Tom: Warum ist es so wichtig, dass Firmen wie wir Produkte mit Mehrwert herstellen und entwickeln?
Jim: Das liegt ganz einfach in der Natur des Chemie-Geschäfts.
Es ist wichtig, dass wir neue Produkte für die Bedürfnisse der Welt produzieren. Manchmal können diese Produkte ganz alltäglich sein. Chlor ist zum Beispiel eine Substanz, die es schon seit vielen, vielen Jahrzehnten gibt. Und dennoch reinigt das von uns im Vereinigten Königreich produzierte Chlor 98% der Wasserversorgung des Landes. Das ist eine Statistik, auf die man stolz sein kann. Wir haben auch ein Bio-Chlor-Membranverfahren entwickelt, um auf Quecksilber verzichten zu können und zur Steigerung der Effizienz bei der Chlor-Herstellung um rund 30%.
Ein weiteres Beispiel sind synthetische Motorenöle. Weil Automotoren immer komplexer und immer effizienter werden, brauchen sie hochwertige Motorenöle.
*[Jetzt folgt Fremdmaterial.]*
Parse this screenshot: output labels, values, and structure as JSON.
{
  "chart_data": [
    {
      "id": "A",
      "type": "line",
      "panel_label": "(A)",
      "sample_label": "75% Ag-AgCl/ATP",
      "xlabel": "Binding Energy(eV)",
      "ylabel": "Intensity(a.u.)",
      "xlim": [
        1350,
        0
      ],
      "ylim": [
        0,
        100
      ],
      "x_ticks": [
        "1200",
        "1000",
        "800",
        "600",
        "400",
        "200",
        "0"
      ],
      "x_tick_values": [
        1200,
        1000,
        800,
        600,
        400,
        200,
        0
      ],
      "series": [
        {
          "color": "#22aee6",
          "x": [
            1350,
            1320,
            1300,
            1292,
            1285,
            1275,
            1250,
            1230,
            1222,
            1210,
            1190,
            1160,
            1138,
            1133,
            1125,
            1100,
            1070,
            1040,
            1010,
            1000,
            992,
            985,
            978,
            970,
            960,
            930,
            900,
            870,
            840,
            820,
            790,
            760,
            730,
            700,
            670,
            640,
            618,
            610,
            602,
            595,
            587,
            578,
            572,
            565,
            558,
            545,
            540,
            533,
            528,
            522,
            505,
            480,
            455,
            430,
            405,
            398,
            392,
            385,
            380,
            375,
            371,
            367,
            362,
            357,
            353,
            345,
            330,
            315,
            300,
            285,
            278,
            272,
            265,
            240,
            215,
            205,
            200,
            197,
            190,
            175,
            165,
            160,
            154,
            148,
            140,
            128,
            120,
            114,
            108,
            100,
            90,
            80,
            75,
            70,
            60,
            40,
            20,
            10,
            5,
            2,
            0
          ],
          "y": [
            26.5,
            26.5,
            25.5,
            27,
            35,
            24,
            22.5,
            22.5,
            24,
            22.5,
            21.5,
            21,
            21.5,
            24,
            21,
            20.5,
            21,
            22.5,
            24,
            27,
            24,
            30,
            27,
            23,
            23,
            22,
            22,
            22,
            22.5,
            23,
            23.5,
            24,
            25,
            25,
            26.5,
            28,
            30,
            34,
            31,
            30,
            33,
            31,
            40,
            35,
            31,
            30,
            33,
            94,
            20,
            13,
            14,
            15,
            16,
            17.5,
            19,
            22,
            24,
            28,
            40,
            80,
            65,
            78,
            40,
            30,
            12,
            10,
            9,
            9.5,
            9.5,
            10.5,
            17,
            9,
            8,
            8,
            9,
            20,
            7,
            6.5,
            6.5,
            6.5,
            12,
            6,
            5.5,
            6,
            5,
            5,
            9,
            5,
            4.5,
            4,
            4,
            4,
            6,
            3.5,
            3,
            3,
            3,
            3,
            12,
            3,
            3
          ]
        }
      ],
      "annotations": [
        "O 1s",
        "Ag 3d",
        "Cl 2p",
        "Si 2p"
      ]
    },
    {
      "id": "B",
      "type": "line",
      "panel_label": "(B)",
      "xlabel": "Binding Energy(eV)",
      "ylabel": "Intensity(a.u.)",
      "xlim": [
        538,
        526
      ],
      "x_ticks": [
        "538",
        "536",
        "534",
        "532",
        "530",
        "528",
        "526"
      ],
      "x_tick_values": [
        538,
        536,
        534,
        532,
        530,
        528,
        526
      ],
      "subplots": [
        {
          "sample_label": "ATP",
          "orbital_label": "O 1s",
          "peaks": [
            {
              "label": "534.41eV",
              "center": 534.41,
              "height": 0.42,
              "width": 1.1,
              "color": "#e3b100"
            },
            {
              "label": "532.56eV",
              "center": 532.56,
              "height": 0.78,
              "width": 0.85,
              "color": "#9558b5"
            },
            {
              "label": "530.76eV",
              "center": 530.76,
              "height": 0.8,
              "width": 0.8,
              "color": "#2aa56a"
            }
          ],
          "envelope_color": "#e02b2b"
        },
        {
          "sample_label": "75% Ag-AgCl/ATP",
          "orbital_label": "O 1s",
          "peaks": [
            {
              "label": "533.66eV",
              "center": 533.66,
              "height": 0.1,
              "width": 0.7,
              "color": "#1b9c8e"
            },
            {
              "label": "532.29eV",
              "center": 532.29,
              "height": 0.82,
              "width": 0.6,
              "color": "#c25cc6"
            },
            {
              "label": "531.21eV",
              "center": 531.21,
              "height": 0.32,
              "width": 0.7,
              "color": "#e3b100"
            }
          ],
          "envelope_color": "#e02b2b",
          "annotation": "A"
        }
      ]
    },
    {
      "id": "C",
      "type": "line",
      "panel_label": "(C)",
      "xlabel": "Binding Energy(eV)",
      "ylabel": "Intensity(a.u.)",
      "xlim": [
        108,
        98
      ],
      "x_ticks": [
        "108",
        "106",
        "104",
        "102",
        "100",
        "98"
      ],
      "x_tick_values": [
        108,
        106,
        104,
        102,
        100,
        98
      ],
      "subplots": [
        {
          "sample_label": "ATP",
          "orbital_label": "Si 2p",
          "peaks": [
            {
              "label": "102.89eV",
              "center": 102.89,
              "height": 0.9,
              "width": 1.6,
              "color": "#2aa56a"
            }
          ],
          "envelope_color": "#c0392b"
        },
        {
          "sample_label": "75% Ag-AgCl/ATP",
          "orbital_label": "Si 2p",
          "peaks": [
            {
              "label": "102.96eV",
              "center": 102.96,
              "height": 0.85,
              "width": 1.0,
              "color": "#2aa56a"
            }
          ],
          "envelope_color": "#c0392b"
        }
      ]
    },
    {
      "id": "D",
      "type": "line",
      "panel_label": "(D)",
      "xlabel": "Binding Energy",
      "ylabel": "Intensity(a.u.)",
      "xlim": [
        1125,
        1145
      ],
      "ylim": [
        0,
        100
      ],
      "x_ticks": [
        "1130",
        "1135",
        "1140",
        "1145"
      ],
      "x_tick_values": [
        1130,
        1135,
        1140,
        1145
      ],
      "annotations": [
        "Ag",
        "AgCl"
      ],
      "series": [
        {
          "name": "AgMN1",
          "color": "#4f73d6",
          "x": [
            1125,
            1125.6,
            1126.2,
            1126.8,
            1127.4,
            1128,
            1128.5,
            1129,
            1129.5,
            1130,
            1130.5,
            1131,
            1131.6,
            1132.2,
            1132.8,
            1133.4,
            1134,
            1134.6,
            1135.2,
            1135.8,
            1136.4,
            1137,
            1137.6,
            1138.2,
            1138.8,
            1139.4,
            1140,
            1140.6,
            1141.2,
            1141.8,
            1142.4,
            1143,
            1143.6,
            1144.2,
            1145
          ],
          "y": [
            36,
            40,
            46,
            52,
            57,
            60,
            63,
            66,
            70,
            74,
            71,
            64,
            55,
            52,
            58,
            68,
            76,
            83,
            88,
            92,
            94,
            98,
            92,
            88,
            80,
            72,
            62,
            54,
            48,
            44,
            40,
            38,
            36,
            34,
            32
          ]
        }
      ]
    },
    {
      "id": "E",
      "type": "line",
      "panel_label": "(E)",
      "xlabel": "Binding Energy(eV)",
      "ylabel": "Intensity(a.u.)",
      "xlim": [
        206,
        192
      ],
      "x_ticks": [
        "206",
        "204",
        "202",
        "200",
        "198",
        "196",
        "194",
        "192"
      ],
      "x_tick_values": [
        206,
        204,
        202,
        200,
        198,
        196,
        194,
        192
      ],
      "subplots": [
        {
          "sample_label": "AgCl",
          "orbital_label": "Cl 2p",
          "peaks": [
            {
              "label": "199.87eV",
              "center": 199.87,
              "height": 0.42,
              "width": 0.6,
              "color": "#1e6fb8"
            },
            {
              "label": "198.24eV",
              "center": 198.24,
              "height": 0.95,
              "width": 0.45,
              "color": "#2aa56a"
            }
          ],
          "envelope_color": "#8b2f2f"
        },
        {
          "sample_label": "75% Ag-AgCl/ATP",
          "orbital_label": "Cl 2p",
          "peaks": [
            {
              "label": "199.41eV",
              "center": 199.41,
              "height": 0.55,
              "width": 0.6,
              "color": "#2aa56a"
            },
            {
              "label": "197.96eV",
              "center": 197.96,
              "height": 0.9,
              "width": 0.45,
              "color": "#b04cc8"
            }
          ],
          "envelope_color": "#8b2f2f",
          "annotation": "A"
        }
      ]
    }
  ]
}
Wir produzieren synthetische Öle für den Einsatz in hochwertigen Schmierstoffen.
Aber das ist noch nicht alles. Wir nutzen unser Know-how auch für Getriebe von Antrieben und Kompressoren. Hier ist ein gutes Beispiel die spezielle schmiermittelart, die wir für Windkraftanlagen entwickelt haben. Sie können sich vorstellen: Wenn Sie eine Windkraftanlage aufgebaut haben – auf eine hohe Konstruktion, auf der sich das Getriebe ganz weit oben befindet – werden Sie nicht jede Woche rauf und runter klettern wollen, um die Anlage zu schmieren. Deshalb haben wir Produkte entwickelt, die eine gute Scherfestigkeit, lange Haltbarkeit und gute Schmiereigenschaften aufweisen. Sie reduzieren die Reibung und sind somit ideal dazu geeignet, die Lebensdauer der Windkraftanlagen auf der ganzen welt zu verlängern.
Wir stellen auch Acrylnitril, den Vorläufer der Karbonfaser, her. Karbonfaser ist leicht und stark. Bei Verwendung in Flugzeugen kann man den kraftstoffverbrauch um etwa 30% reduzieren, weil sich dann eine leichtere Konstruktion durch die Luft bewegt. Das ist also nicht nur im Golfsport so. Aber im Transportbereich macht es viel aus. Und wir von INEOS sind der Meinung, dass wir Produkte herstellen, die sich von der Konkurrenz abheben.